Merkels loyaler Kassenverwalter rückt immer deut­licher von der Chefin ab

Stets war Wolfgang Schäuble der Mann weniger Worte an Angela Merkels Seite. Brav hatte der Bundes­finanzminister gegen seine eigene Überzeugung die Milliarden für Griechenland durchgeboxt. Und als wegen des Flüchtlingszuzugs die Frage aufkam, wie das alles bezahlt werden solle, beschwichtigte er: Am Geld werde die Sache jedenfalls nicht scheitern.

Doch jetzt scheitert „die Sache“ möglicherweise an Schäuble selbst. Aus Merkels Mann ist binnen weniger Wochen Merkels Menetekel geworden. Erst bezeichnete er die Stimmung an der CDU-Basis als „dramatisch“. Dann verteidigte er Innenminister Thomas de Maizière gegen die Kanzlerin: Deutschlands Aufnahmekapazität sei eben „nicht unbegrenzt“. Und nun hat der einflussreiche Unionspolitiker die nach Europa kommenden Flüchtlinge als „Lawine“ bezeichnet. Ausgelöst würden Lawinen bekanntlich, „wenn irgendein etwas unvorsichtiger Skifahrer an den Hang geht und ein bisschen Schnee bewegt“. Es war deutlich, wer mit diesem Skifahrer gemeint war: die Kanzlerin selbst.

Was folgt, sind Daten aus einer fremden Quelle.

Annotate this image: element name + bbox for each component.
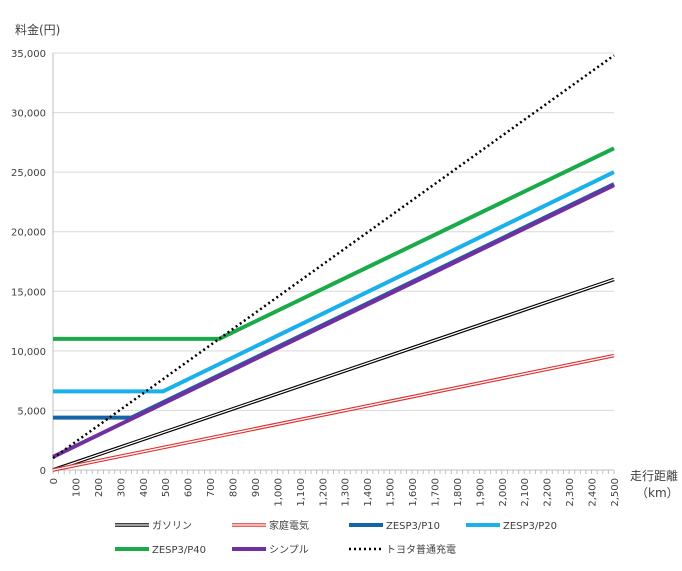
legend-label: トヨタ普通充電 [386,543,456,556]
x-tick-label: 2,200 [543,478,554,507]
y-tick-label: 35,000 [11,49,46,60]
legend-item: シンプル [232,544,309,556]
x-axis-title-line2: （km） [636,486,679,500]
series-line-stroke [53,182,615,420]
y-tick-label: 0 [40,466,46,477]
y-axis-title: 料金(円) [15,22,60,37]
y-tick-label: 5,000 [17,406,46,417]
x-tick-label: 900 [251,478,262,497]
x-axis-title-line1: 走行距離 [630,469,678,483]
y-tick-label: 15,000 [11,287,46,298]
x-tick-label: 1,800 [453,478,464,507]
series-line-stroke [53,146,615,341]
legend-item: ガソリン [115,520,192,532]
y-tick-label: 25,000 [11,168,46,179]
y-tick-label: 20,000 [11,228,46,239]
x-tick-labels: 0 100 200 300 400 500 600 700 800 900 1,000 1,100 1,… [49,478,621,507]
x-tick-label: 2,100 [520,478,531,507]
x-tick-label: 1,500 [386,478,397,507]
legend-label: 家庭電気 [269,519,309,532]
series-line-inner [52,278,615,471]
series-line [52,277,615,472]
legend-label: シンプル [269,544,309,556]
series-line-stroke [52,183,615,459]
legend-label: ZESP3/P20 [503,521,557,532]
axes [52,53,615,474]
x-tick-label: 1,400 [363,478,374,507]
series-line [52,183,615,459]
legend-label: ZESP3/P10 [386,521,440,532]
x-tick-label: 700 [206,478,217,497]
x-tick-label: 800 [229,478,240,497]
x-tick-label: 200 [94,478,105,497]
y-tick-labels: 0 5,000 10,000 15,000 20,000 25,000 30,000 35,0… [11,49,46,477]
x-tick-label: 1,700 [430,478,441,507]
legend-label: ZESP3/P40 [152,545,206,556]
y-tick-label: 10,000 [11,347,46,358]
series-line-stroke [53,170,615,394]
x-tick-label: 500 [161,478,172,497]
x-tick-label: 300 [116,478,127,497]
x-tick-label: 2,300 [565,478,576,507]
series-line-stroke [52,54,615,460]
x-tick-label: 1,600 [408,478,419,507]
series-line [53,182,615,420]
x-tick-label: 1,000 [273,478,284,507]
x-tick-label: 0 [49,478,60,484]
legend-item: 家庭電気 [232,519,309,532]
legend: ガソリン 家庭電気 ZESP3/P10 ZESP3/P20 ZESP3/P40 シンプル ト… [115,519,557,556]
series-line [53,170,615,394]
x-tick-label: 2,400 [588,478,599,507]
x-tick-label: 100 [71,478,82,497]
x-tick-label: 1,900 [475,478,486,507]
x-tick-label: 2,000 [498,478,509,507]
series-line [53,146,615,341]
x-tick-label: 2,500 [610,478,621,507]
legend-item: ZESP3/P10 [349,521,440,532]
legend-item: トヨタ普通充電 [349,543,456,556]
series-line-inner [52,354,615,471]
x-tick-label: 1,300 [341,478,352,507]
x-tick-label: 1,100 [296,478,307,507]
legend-item: ZESP3/P20 [466,521,557,532]
series-lines [52,54,615,472]
series-line [52,353,615,472]
y-tick-label: 30,000 [11,109,46,120]
x-tick-label: 1,200 [318,478,329,507]
x-tick-label: 400 [139,478,150,497]
series-line [52,54,615,460]
legend-label: ガソリン [152,520,192,532]
x-tick-label: 600 [184,478,195,497]
gridlines [53,52,614,411]
legend-item: ZESP3/P40 [115,545,206,556]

Man könnte dieses Bild einordnen in die Reihe jener sprachlichen Fühl­losigkeiten, die in diesen Monaten durch die Berichterstattung geistern. Wo im Zusammenhang mit Menschen auf der Flucht von Wellen, Fluten und unkon­trol­lierbaren Strömungen gesprochen wird, da ist die Lawine nicht weit. Die neue deutsche Härte findet ihren Ausdruck natürlich auch in unpassenden Sprachbildern.

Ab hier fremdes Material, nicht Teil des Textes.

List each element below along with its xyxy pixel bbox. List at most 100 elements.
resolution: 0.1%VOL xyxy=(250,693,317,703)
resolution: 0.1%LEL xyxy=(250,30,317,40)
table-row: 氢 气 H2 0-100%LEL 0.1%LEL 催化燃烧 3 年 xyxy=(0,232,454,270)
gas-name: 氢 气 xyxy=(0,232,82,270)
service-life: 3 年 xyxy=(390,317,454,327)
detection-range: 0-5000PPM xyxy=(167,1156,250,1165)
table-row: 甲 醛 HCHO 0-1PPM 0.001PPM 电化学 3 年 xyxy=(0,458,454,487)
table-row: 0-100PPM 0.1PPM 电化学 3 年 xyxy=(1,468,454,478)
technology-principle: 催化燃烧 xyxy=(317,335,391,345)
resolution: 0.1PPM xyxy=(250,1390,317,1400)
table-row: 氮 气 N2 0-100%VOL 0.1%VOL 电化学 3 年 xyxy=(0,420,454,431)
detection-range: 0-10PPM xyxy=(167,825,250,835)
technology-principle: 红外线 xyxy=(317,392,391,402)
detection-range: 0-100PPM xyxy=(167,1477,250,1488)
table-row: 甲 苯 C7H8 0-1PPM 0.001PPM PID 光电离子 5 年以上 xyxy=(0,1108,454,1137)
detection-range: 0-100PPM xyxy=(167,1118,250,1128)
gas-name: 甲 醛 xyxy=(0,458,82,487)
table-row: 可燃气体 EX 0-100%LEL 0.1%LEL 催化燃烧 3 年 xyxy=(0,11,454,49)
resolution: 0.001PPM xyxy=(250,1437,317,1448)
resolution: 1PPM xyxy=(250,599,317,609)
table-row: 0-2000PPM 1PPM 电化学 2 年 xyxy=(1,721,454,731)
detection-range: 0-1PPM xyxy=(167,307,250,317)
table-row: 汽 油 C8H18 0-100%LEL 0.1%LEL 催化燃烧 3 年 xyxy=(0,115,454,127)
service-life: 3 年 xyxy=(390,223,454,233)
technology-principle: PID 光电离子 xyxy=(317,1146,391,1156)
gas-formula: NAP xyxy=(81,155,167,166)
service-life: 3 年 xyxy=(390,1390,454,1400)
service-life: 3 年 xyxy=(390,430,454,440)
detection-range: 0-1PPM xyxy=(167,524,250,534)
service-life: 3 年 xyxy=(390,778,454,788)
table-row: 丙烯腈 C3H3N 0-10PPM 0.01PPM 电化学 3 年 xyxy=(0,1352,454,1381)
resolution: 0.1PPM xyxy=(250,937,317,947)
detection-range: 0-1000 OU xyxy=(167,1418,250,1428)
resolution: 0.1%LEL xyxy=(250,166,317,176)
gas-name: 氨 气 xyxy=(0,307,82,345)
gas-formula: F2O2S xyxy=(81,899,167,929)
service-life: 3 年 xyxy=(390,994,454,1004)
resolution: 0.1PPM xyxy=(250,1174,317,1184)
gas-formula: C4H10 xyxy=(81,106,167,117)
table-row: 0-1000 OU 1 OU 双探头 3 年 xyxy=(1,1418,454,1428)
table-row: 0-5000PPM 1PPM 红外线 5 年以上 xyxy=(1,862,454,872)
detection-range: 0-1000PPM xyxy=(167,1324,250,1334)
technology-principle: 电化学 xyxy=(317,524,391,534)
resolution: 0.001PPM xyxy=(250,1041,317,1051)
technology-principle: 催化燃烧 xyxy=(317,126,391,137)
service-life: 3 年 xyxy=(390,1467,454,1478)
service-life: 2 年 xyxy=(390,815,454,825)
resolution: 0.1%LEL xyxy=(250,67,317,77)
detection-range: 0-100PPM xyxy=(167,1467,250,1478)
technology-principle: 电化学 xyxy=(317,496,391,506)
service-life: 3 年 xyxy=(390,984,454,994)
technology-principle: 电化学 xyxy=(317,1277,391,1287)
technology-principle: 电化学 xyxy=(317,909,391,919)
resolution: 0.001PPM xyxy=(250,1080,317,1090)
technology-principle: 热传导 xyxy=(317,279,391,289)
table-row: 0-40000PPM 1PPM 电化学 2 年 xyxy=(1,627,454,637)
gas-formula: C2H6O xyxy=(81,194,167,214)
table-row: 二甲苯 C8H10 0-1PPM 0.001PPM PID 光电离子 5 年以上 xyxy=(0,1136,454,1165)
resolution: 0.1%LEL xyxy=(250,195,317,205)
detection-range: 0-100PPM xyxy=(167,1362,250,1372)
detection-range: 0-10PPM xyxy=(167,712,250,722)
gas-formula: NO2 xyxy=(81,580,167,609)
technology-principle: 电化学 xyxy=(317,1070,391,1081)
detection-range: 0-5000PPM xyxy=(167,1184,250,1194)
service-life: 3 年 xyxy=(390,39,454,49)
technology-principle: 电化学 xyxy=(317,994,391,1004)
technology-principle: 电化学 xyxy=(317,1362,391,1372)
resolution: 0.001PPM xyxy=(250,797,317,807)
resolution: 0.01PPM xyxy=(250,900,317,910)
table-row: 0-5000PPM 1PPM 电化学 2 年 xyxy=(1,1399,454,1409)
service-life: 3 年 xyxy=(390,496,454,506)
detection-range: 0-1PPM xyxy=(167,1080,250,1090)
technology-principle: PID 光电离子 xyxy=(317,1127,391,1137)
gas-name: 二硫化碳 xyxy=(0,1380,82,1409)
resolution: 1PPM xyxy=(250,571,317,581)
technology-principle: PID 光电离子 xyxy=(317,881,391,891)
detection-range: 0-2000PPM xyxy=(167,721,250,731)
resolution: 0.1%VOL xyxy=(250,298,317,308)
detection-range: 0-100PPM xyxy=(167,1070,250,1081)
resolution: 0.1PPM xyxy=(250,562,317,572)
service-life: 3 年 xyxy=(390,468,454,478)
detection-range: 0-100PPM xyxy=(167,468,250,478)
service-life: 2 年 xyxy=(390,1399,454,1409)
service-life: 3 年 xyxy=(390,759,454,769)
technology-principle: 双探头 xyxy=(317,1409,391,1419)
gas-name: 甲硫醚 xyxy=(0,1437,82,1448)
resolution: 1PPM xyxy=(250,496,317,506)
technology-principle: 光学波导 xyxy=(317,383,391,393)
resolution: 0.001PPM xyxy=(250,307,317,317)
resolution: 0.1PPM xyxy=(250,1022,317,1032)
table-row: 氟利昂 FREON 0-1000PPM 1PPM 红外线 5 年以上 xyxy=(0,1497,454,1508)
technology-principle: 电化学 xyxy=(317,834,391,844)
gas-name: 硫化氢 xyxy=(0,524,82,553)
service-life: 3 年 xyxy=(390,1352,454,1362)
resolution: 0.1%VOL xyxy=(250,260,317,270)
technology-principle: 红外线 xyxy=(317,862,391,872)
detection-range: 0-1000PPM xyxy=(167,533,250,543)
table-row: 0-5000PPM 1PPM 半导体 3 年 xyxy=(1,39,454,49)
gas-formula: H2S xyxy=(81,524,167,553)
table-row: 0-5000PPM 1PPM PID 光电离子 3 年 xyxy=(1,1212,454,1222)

Aber in diesem Konzert der Zweifler, Nörgler und Entmutiger ist Wolfgang Schäuble eine besonders wichtige Stimme. Merkels loyaler Kassenverwalter rückt – gemeinsam mit dem Innenminister – immer deutlicher, immer lauter von der Chefin ab. Der aktuelle Skifahrer-Vergleich offenbart die fast schon herablassende Sicht auf die Kanzlerin und Parteivorsitzende. Damit es auch der Letzte kapiert, setzte Schäuble nach: Eine so große Herausforderung wie diese Lawine „können wir Deutsche nicht alleine meistern“.

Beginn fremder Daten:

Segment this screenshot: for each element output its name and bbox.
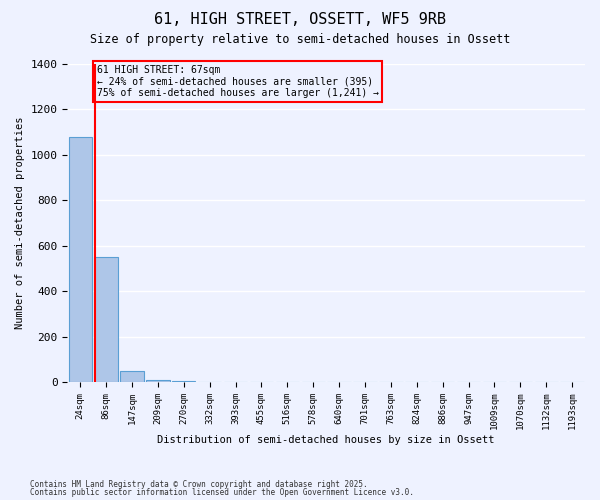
Text: Size of property relative to semi-detached houses in Ossett: Size of property relative to semi-detach… xyxy=(90,32,510,46)
Bar xyxy=(68,136,92,382)
Text: Contains HM Land Registry data © Crown copyright and database right 2025.: Contains HM Land Registry data © Crown c… xyxy=(30,480,368,489)
X-axis label: Distribution of semi-detached houses by size in Ossett: Distribution of semi-detached houses by … xyxy=(157,435,495,445)
Y-axis label: Number of semi-detached properties: Number of semi-detached properties xyxy=(15,117,25,330)
Bar xyxy=(146,380,170,382)
Text: 61 HIGH STREET: 67sqm
← 24% of semi-detached houses are smaller (395)
75% of sem: 61 HIGH STREET: 67sqm ← 24% of semi-deta… xyxy=(97,65,379,98)
Text: 61, HIGH STREET, OSSETT, WF5 9RB: 61, HIGH STREET, OSSETT, WF5 9RB xyxy=(154,12,446,28)
Bar xyxy=(94,257,118,382)
Bar xyxy=(172,381,196,382)
Bar xyxy=(121,370,143,382)
Text: Contains public sector information licensed under the Open Government Licence v3: Contains public sector information licen… xyxy=(30,488,414,497)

Die Frage ist nun, was die Absicht hinter all den Attacken sein könnte. Wollen Merkels wichtigste Minister die Kanzlerin stürzen? Schon ein flüchtiger Blick auf mögliche Nachfolger verursacht Ratlosigkeit. Wollen sie, dass Merkel in der Flüchtlingsfrage ihren Kurs ändert und die Grenze dicht macht? Allein das Ausmaß der Verantwortung für ein noch größeres Flüchtlingselend mitten im reichen Europa würde die CDU auf sehr lange Zeit unwählbar machen.

Wohlgemerkt, in der Kommentierung des Flüchtlingsthemas wechseln die Gefühle zwischen Resignation und Optimismus neuerdings in hoher Schlagzahl. Fehler passieren. Und auch Schäubles Ausfall könnte man als unbedacht abtun. Wäre das so, hätte der Politprofi das klarstellen können. Aber die CDU, in der noch bis vor Kurzem das Heben einer Augenbraue der Vorsitzenden als Zeichen äußerster Verstimmung interpretiert worden war, hat den zielführenden Diskurs offenbar verlernt. Dieser Tage erlebt Europa eine sich selbst blockierende Regierung im Pöbelmodus. Das ist tragisch, vor allem für die Flüchtlinge und ihre Unterstützer.